Nach Meinung von Jürgen Klinsmann hat die Affäre dem deutschen Fußball vor allem im Ausland arg geschadet. "Wir haben international an Ansehen und Glaubwürdigkeit verloren. Es bedarf einiger Zeit, diese zurück zu holen", sagte der Bundestrainer drei Tage vor dem Länderspiel gegen Argentinien. Klinsmann zeigte sich besorgt, dass der Skandal auch seine Bemühungen um ein positives Klima für die Nationalelf beeinflussen könne.

"Hexenjagd" gegen Jansen und Zwayer

An der von Jansen verurteilten "Hexenjagd" gegen ihn hatte sich auch Assauer beteiligt. "Dass ein Schiedsrichter wie Jansen, der uns allgemein sehr wohl bekannt ist, da jetzt mit hinein rutscht, das überrascht mich nicht. Er ist vom Typ her sicherlich anfällig, sage ich mal so", hatte der Schalke-Manager einen Tag vor Jansens spektakulärer Video-Pressekonferenz in Passau gesagt. Es gebe da "so ein paar Andeutungen, schon seit Jahren".

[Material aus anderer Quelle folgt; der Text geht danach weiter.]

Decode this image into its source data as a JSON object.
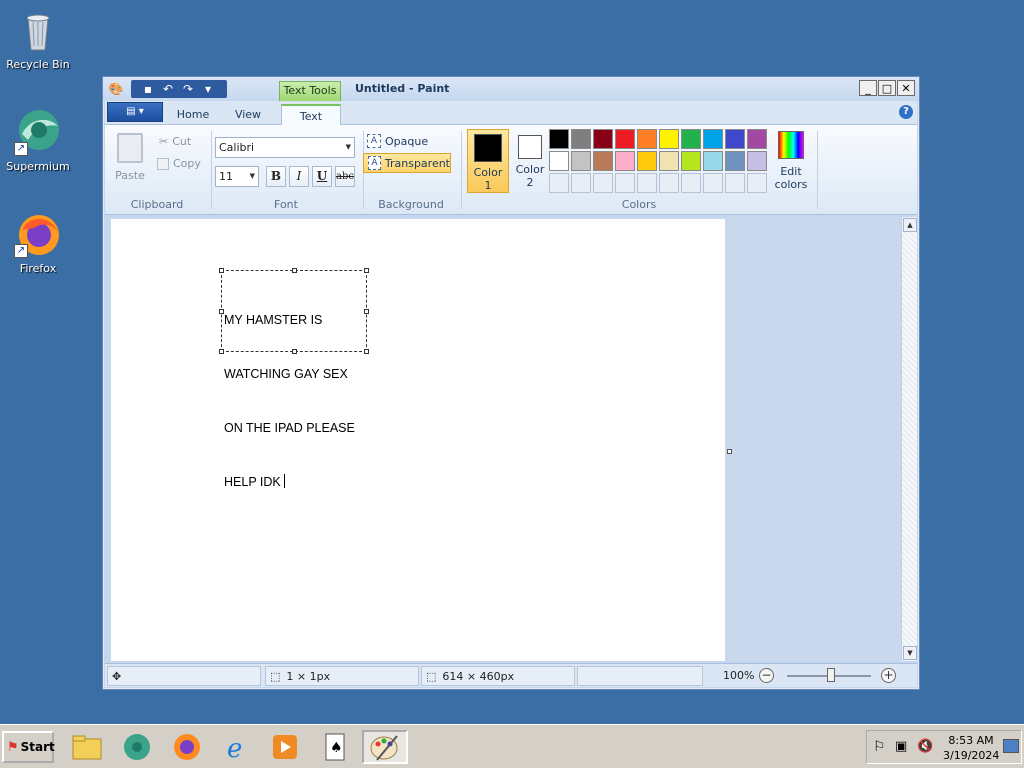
{
  "desktop": {
    "icons": [
      {
        "label": "Recycle Bin"
      },
      {
        "label": "Supermium"
      },
      {
        "label": "Firefox"
      }
    ]
  },
  "window": {
    "context_tab": "Text Tools",
    "title": "Untitled - Paint",
    "controls": {
      "minimize": "_",
      "maximize": "□",
      "close": "✕"
    }
  },
  "ribbon": {
    "tabs": [
      {
        "label": "Home"
      },
      {
        "label": "View"
      },
      {
        "label": "Text"
      }
    ],
    "clipboard": {
      "paste": "Paste",
      "cut": "Cut",
      "copy": "Copy",
      "group": "Clipboard"
    },
    "font": {
      "family": "Calibri",
      "size": "11",
      "bold": "B",
      "italic": "I",
      "underline": "U",
      "strike": "abc",
      "group": "Font"
    },
    "background": {
      "opaque": "Opaque",
      "transparent": "Transparent",
      "selected": "Transparent",
      "group": "Background"
    },
    "colors": {
      "color1_label": "Color\n1",
      "color1_l1": "Color",
      "color1_l2": "1",
      "color2_l1": "Color",
      "color2_l2": "2",
      "color1": "#000000",
      "color2": "#ffffff",
      "edit_l1": "Edit",
      "edit_l2": "colors",
      "group": "Colors",
      "palette_row1": [
        "#000000",
        "#7f7f7f",
        "#880015",
        "#ed1c24",
        "#ff7f27",
        "#fff200",
        "#22b14c",
        "#00a2e8",
        "#3f48cc",
        "#a349a4"
      ],
      "palette_row2": [
        "#ffffff",
        "#c3c3c3",
        "#b97a57",
        "#ffaec9",
        "#ffc90e",
        "#efe4b0",
        "#b5e61d",
        "#99d9ea",
        "#7092be",
        "#c8bfe7"
      ]
    }
  },
  "canvas": {
    "text_lines": [
      "MY HAMSTER IS",
      "WATCHING GAY SEX",
      "ON THE IPAD PLEASE",
      "HELP IDK"
    ]
  },
  "statusbar": {
    "selection_size": "1 × 1px",
    "canvas_size": "614 × 460px",
    "zoom": "100%"
  },
  "taskbar": {
    "start_label": "Start",
    "time": "8:53 AM",
    "date": "3/19/2024"
  }
}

"Ich bin geschockt", kommentierte Amerell am Sonntag die Anspielungen Assauers. "Wenn er was weiß, soll er Beweise auf den Tisch legen. Einfach etwas in den Raum zu setzen, bereinigt die Situation nicht, sondern heizt sie noch an." Laut Hoyzers Aussage vor der Berliner Staatsanwaltschaft soll Jansen zwei Spiele manipuliert haben; der 44-Jährige aus Essen beteuerte mehrfach seine Unschuld.

Einen Tag nach Jansen hatte sich auch Kollege Felix Zwayer gegen die Anschuldigungen Hoyzers zur Wehr gesetzt. "Ich habe ein reines Gewissen und eine weiße Weste", sagte der Berliner in der ARD-Sportschau. Zwayer hatte die ganze Affäre vor zwei Wochen mit ins Rollen gebracht, als er den DFB über Ungereimtheiten informierte.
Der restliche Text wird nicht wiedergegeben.